Il le rembobina pensivement. Dans ces boîtes se trouvait tout le secret de l’opération « Persuasion Invisible ». Il avait hâte de savoir. Dans le couloir, il se heurta aux policiers qui venaient d’explorer ce qu’il y avait derrière la porte métallique : c’était un tunnel qui, par un puits, débouchait au fond du cimetière dans un mausolée. La seconde Chinoise s’était enfuie par là. Cela n’étonna pas Malko. Elle avait dû rester jusqu’à la dernière minute, espérant peut-être que leur laboratoire ne serait pas découvert. Il regarda froidement le cadavre de la jumelle. Lili Hua aussi était morte, d’une façon beaucoup moins rapide.

Les gorilles chargés de boîtes de films et Malko remontèrent à la surface. Richard Hood était assis dans sa Lincoln, téléphonant à son quartier général.

— Trouvez-moi une salle de projection tout de suite, dit Malko, je crois que nous touchons au bout de nos peines.

— Ça va, dit Hood, montez avec moi. J’espère que vous avez raison.

Deux hommes du F.B.I. les accompagnèrent.

Une fois de plus, ils se retrouvèrent dans un sous-sol. Cela sentait le cigare froid et la sueur. C’est là qu’on projetait aux huiles de la police les films soupçonnés de pornographie saisis dans les cinémas clandestins. Un projectionniste en uniforme vint prendre la première bobine et ils s’installèrent. La lumière s’éteignit.

Un visage apparut sur l’écran. Un homme d’une quarantaine d’années, sympathique, qui dit :

« Bonjour mesdames, bonjour mesdemoiselles, bonjour messieurs. Il fait beau aujourd’hui sur l’ensemble de la Baie et je vais vous donner les prévisions pour les jours qui viennent… Oakland, par contre, est dans le brouillard…»

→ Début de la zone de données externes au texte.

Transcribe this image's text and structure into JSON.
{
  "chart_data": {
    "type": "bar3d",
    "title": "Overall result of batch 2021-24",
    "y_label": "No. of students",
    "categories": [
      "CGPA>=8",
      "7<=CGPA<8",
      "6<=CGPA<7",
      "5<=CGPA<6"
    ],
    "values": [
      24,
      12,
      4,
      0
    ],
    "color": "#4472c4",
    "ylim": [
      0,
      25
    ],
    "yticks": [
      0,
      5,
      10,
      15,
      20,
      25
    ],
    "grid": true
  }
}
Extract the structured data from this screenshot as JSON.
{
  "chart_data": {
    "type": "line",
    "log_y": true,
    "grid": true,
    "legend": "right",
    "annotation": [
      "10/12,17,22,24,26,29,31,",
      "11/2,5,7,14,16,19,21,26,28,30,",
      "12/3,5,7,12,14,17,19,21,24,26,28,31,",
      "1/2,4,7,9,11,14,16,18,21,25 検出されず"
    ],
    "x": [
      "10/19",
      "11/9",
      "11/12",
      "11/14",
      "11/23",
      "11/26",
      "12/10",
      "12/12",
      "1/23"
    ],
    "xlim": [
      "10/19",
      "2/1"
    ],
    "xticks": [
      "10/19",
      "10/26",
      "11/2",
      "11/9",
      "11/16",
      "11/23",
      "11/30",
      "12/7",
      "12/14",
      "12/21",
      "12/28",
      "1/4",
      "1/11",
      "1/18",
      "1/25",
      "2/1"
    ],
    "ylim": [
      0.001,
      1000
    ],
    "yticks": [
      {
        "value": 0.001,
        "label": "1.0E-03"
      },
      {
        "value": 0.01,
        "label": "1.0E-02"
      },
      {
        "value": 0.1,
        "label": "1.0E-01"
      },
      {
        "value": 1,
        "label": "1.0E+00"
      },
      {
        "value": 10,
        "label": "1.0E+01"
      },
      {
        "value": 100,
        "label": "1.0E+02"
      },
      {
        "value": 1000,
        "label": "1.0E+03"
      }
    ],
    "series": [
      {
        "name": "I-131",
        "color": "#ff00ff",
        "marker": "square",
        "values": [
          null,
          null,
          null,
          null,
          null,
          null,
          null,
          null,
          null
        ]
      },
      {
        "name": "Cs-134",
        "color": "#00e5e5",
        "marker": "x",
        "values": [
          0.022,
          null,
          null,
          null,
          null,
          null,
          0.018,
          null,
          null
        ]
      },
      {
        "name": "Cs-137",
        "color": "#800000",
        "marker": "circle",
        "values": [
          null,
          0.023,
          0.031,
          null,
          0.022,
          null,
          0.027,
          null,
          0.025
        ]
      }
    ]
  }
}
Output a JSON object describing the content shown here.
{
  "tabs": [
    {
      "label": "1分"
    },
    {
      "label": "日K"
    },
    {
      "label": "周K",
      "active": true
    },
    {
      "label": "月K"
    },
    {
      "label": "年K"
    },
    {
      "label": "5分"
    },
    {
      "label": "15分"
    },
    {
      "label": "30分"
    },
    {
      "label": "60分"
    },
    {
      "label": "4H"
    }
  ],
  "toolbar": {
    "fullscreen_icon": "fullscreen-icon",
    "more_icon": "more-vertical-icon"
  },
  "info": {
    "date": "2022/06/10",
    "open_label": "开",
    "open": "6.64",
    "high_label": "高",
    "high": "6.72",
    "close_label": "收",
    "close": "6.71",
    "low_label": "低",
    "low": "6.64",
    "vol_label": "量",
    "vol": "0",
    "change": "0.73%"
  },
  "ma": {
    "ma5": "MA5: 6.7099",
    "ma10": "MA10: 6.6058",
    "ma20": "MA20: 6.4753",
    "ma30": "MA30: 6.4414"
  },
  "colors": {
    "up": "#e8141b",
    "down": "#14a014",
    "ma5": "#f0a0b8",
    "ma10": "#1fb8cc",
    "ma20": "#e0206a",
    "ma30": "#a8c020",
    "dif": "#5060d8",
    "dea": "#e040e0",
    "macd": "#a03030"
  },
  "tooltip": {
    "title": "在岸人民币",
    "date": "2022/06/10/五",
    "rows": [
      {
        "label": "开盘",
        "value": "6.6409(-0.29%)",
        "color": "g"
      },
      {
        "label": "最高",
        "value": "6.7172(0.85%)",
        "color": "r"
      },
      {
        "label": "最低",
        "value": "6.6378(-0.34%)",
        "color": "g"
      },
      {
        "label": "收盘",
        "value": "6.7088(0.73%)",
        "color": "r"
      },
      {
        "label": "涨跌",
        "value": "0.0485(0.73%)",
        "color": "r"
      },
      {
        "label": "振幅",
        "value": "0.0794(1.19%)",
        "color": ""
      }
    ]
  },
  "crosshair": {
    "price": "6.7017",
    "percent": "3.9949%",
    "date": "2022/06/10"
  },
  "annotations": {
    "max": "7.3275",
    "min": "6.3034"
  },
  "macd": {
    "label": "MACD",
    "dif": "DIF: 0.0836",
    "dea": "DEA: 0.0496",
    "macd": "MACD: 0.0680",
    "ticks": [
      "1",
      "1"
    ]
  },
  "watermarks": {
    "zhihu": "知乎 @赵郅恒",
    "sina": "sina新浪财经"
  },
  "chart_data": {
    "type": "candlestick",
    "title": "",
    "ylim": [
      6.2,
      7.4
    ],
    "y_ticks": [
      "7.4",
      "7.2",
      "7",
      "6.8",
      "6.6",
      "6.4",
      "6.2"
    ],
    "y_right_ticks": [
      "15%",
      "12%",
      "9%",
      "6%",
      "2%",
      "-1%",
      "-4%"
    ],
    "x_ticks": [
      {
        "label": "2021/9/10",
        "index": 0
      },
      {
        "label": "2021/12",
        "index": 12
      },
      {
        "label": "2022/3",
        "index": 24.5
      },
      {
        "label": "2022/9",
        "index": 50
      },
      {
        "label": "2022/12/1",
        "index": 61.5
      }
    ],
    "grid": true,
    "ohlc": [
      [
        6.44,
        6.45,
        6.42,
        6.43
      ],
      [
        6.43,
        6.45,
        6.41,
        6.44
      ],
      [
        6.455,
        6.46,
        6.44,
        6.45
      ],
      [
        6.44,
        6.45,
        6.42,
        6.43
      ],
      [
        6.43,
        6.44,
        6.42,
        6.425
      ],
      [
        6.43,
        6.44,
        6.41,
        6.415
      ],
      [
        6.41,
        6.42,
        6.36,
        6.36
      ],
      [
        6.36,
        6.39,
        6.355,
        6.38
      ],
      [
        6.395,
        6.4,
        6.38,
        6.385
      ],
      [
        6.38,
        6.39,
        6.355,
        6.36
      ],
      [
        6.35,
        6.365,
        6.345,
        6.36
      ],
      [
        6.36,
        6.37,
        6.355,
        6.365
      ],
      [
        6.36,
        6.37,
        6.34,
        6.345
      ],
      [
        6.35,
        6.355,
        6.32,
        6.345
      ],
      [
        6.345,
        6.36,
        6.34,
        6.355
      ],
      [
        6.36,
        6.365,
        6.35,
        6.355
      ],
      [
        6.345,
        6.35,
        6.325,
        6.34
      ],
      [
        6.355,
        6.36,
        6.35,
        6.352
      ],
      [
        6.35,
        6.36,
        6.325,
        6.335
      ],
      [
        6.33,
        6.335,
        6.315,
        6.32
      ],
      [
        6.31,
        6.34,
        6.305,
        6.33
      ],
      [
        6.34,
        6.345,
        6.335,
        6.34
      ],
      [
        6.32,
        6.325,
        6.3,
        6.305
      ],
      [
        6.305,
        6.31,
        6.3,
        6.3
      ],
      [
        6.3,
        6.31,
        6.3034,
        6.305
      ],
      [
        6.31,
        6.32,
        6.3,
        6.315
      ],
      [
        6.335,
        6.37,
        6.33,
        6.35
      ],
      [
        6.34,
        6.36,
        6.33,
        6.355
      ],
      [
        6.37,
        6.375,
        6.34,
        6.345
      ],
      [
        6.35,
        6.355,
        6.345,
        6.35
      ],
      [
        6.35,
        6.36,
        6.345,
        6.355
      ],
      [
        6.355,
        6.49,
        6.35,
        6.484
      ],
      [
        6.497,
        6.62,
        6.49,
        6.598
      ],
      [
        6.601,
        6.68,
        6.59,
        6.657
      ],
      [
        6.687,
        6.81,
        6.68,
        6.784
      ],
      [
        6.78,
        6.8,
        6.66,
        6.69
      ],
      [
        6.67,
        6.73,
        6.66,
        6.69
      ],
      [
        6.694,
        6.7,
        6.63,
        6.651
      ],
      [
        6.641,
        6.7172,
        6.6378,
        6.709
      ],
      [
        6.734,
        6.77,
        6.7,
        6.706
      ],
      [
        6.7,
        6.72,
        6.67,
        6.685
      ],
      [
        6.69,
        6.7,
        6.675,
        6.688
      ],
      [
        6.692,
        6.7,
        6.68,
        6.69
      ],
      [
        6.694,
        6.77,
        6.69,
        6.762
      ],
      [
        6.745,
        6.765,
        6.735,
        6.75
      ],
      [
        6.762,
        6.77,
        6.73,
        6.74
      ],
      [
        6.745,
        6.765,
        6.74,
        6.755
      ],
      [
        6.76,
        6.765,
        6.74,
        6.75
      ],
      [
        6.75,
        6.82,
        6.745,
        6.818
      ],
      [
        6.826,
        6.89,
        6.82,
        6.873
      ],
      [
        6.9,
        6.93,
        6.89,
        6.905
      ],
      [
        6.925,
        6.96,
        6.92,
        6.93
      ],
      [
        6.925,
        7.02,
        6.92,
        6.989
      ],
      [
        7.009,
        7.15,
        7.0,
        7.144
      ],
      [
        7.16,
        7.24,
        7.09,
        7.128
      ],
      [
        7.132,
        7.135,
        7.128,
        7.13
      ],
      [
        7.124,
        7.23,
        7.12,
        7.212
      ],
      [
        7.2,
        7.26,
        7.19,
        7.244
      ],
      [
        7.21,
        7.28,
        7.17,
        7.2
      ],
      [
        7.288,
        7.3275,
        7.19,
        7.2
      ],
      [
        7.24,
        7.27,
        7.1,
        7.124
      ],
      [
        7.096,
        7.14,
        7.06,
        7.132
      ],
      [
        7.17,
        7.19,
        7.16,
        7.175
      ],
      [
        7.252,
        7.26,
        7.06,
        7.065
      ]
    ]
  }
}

Un énorme éclat de rire interrompit la projection. Richard Hood avait failli avaler son cigare :

— Mais c’est le bulletin météo que vous avez été chercher au péril de votre vie…

Malko ne comprenait plus. Après la météo, il y eut plusieurs publicités, un morceau de feuilleton… Puis la lumière se ralluma.

— Essayez une autre bobine, proposa Malko.

On éteignit encore. Cette fois, ce fut un court métrage western, The Avengers.

— C’est passé sur K.T.V.U., channel 2, remarqua Hood. C’est con à mourir, mais je ne vois pas ce que ça a de subversif.

Ils coupèrent le western, d’un commun accord, et on ralluma. Mais un déclic s’était fait dans le cerveau de Malko. Il se tourna vers Hood :

— K.T.V.U., c’est une station locale de télévision, n’est-ce pas ?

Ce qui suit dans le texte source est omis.